More than two years after the Affordable Care Act (ACA) was signed into law, Americans across the country have begun to see the positive changes from reforms to our health care system. I was proud to support this historic legislation and look forward to full implementation of the law and the benefits it will bring in the coming years.
Since enacted in 2010, Virginians have benefited from ACA reforms, including:
· Allowing nearly 63,000 young adults in Virginia to remain on their parent’s health insurance;
· Providing Medicare Part D recipients a 50 percent discount on brand-name prescriptions when they hit the donut hole;
· Protecting 438,000 Virginia children from being denied coverage because of a pre-existing condition;
· 1.5 million Virginians with private insurance gained preventive service coverage with no cost-sharing;
· Over 800,000 children have seen an end to lifetime dollar limits on health benefits. Previously, some cancer patients and those with chronic diseases were forced to forgo treatment – or move to another state – due to a cap on services by private insurers.
Health care reform’s positive impact continues to grow, and this month, an important change kicked in that will improve the quality of life for 47 million American women. Beginning August 1, insurance companies are required to cover additional preventive services for women without paying anything out-of-pocket at the doctor’s office. These 22 services include yearly checkups, support for breastfeeding equipment, cancer screenings, contraception, and domestic violence screening and counseling. This provision will be effective for existing policies at their first renewal date on or after August 1, 2012.
As Chairman of the Congressional Prevention Caucus, I understand just how important preventive care is for peoples’ long-term health and well-being. According to Planned Parenthood, each year, roughly 4,000 women die of cervical cancer. If detected early, this cancer has nearly a 100 percent five-year survival rate. Scientific research has also led to development of the HPV or human papillomavirus vaccine which can help prevent most cervical cancers.
High blood pressure, or hypertension, affects nearly one in every four women. Once diagnosed, hypertension can be easily controlled through diet or prescription drugs. If left unchecked, chronic hypertension can shorten a lifespan by 10–20 years and contributes to type 2 diabetes, coronary heart disease and places individuals at high risk for stroke, heart attack, and renal failure. Now that yearly checkups are covered under the ACA, screening for hypertension should no longer be overlooked. Examples like these are why prevention is so important.
Further, expanding access to preventive services not only cuts down on out-of-pocket costs for women, it saves millions of dollars in health care spending in the long term.
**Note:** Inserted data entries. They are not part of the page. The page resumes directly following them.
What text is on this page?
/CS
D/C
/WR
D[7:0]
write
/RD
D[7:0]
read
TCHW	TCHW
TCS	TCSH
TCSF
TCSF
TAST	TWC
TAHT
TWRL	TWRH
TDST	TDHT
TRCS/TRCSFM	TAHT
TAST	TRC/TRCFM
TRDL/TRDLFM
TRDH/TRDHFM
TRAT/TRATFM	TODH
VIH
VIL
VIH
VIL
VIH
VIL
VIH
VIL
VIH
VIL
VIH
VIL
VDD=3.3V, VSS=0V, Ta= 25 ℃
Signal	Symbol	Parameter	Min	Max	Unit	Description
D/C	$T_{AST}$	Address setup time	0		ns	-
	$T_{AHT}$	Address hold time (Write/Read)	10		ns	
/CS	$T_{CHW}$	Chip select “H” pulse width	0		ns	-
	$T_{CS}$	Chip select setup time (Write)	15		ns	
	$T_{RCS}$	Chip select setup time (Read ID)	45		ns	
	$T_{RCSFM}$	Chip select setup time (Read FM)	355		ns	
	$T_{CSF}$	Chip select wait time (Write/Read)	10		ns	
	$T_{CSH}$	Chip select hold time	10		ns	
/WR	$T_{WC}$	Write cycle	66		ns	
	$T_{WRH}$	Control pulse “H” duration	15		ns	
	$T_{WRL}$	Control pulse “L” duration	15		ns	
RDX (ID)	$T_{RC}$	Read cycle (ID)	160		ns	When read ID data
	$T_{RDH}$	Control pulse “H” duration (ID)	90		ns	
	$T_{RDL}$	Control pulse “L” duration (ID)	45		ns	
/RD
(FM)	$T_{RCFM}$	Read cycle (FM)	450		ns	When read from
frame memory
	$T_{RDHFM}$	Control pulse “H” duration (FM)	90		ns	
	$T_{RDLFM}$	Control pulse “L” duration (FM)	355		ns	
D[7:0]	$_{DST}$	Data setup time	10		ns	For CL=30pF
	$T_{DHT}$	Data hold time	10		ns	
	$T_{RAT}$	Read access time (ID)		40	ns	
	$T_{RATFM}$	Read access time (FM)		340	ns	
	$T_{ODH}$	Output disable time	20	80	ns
Chronic diseases – often preventable – are responsible for 7 of 10 deaths among Americans each year and account for 75 percent of the nation’s health spending. Diabetes is one such chronic, but preventable, disease which is on the rise. In 2007, nationwide spending for treatment soared above $115 billion and individual annual health care costs for a person with Diabetes topped $11,500. If diabetes is caught in the pre-diabetes stage through a blood glucose screening, making lifestyle changes can reduce the risk of developing the disease by 58 percent, saving billions each year.
Earlier this year, the New York Times covered a report finding that in many states, women still pay up to 50 percent more than men for the same health insurance coverage. Charging women exponentially more for health care than men is discriminatory. Further, cost inequities only exacerbate the many instances where women put the health care needs of their families before their own. Beginning in 2014, this practice of “gender rating” will be prohibited and insurance companies can no longer classify being a woman as a pre-existing condition.
The improvements already in place are just the beginning of the needed reforms ACA will enact in the months and years to come. While the Affordable Care Act is not perfect, it takes major, concrete steps towards making our health care system finally work for millions of Americans. I will continue fighting to protect and implement this important new law.
Rep. James Moran (D) is Virginia’s 8th Congressional District Representative in the U.S. House of Representatives.